No. AI outbound calls are legal if you have prior express consent from the person you're calling. The FCC's February 2024 ruling didn't ban AI calls. It clarified that AI-generated voices count as 'artificial voices' under the TCPA, which means the same consent rules that apply to robocalls also apply to AI calls.
Do I need to tell people they're talking to an AI?
At the federal level, the FCC has proposed (but not yet finalized) a rule requiring in-call disclosure that AI is being used. At the state level, California, Utah, Colorado, and several others already require disclosure when consumers interact with AI. If you operate in multiple states, the safest approach is to always disclose.
What happens if I make AI calls without consent?
TCPA penalties start at $500 per violation and go up to $1,500 for willful violations.
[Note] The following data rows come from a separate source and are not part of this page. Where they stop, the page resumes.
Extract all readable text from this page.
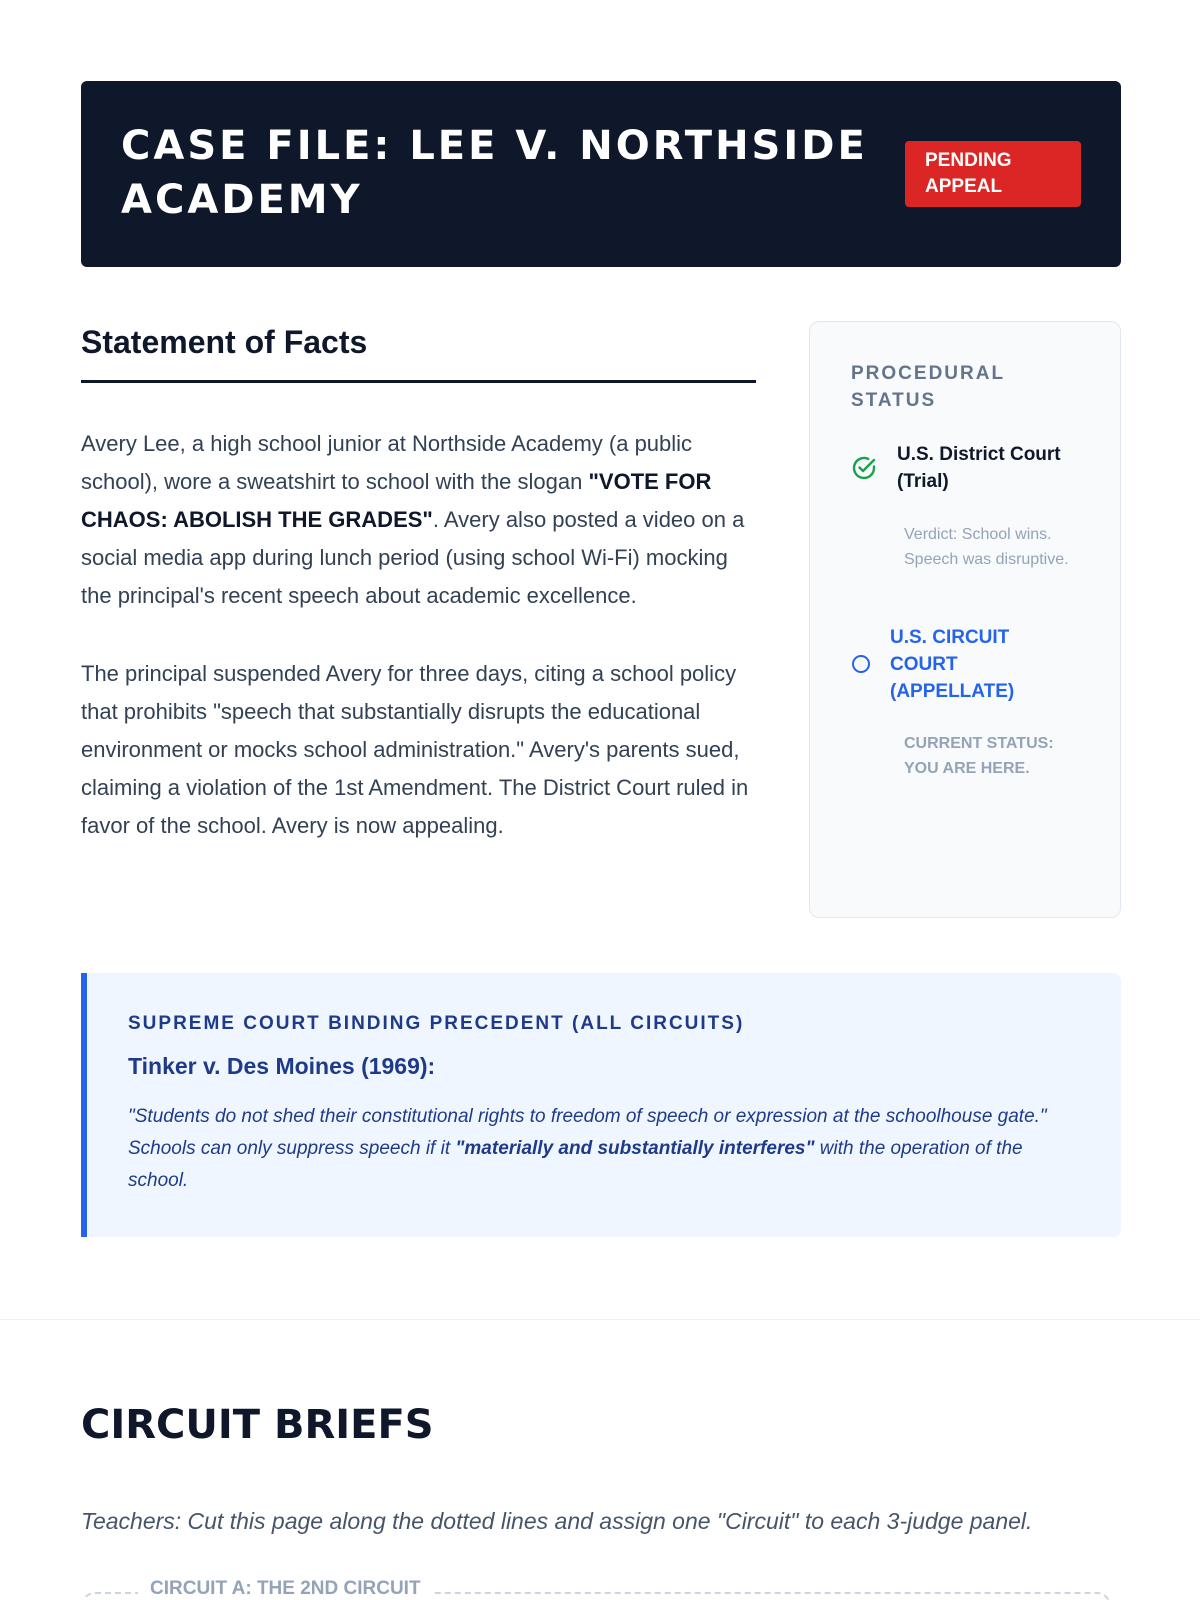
CASE FILE: LEE V. NORTHSIDE ACADEMY
PENDING APPEAL
Statement of Facts

Avery Lee, a high school junior at Northside Academy (a public school), wore a sweatshirt to school with the slogan "VOTE FOR CHAOS: ABOLISH THE GRADES". Avery also posted a video on a social media app during lunch period (using school Wi-Fi) mocking the principal's recent speech about academic excellence.

The principal suspended Avery for three days, citing a school policy that prohibits "speech that substantially disrupts the educational environment or mocks school administration." Avery's parents sued, claiming a violation of the 1st Amendment. The District Court ruled in favor of the school. Avery is now appealing.

PROCEDURAL STATUS
U.S. District Court (Trial)
Verdict: School wins. Speech was disruptive.
U.S. CIRCUIT COURT (APPELLATE)
CURRENT STATUS: YOU ARE HERE.
SUPREME COURT BINDING PRECEDENT (ALL CIRCUITS)
Tinker v. Des Moines (1969):
"Students do not shed their constitutional rights to freedom of speech or expression at the schoolhouse gate." Schools can only suppress speech if it "materially and substantially interferes" with the operation of the school.
CIRCUIT BRIEFS
Teachers: Cut this page along the dotted lines and assign one "Circuit" to each 3-judge panel.
CIRCUIT A: THE 2ND CIRCUIT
There's no cap on total damages. A campaign of 1,000 unconsented calls could cost $500,000 to $1.5 million. About 80% of TCPA cases are class actions, and in 2024 alone, TCPA filings were up 67% year over year.
Can AI agents make outbound sales calls?
Yes, with two conditions: you need prior express written consent from the recipient (not just general consent, but written consent specifically for telemarketing), and you must provide an opt-out mechanism on the call. The Do Not Call Registry rules also apply. If the person is on the DNC list and hasn't given you specific consent, don't call.
What about B2B calls with AI agents?
B2B calls have more flexibility under the TCPA, but the AI voice rules still apply. You still need consent for automated calls to wireless numbers. The FTC's March 2024 TSR amendment also extended misrepresentation protections to B2B calls, so you can't mislead businesses about the nature of the call.
Will AI replace call center agents?
AI handles routine, predictable calls well: appointment confirmations, order status, basic FAQ. But complex calls that need empathy, negotiation, or judgment still go to humans. The trend is augmentation, not replacement. Companies using AI voice agents typically see human agents handling fewer calls overall, but the calls they do handle are higher-value.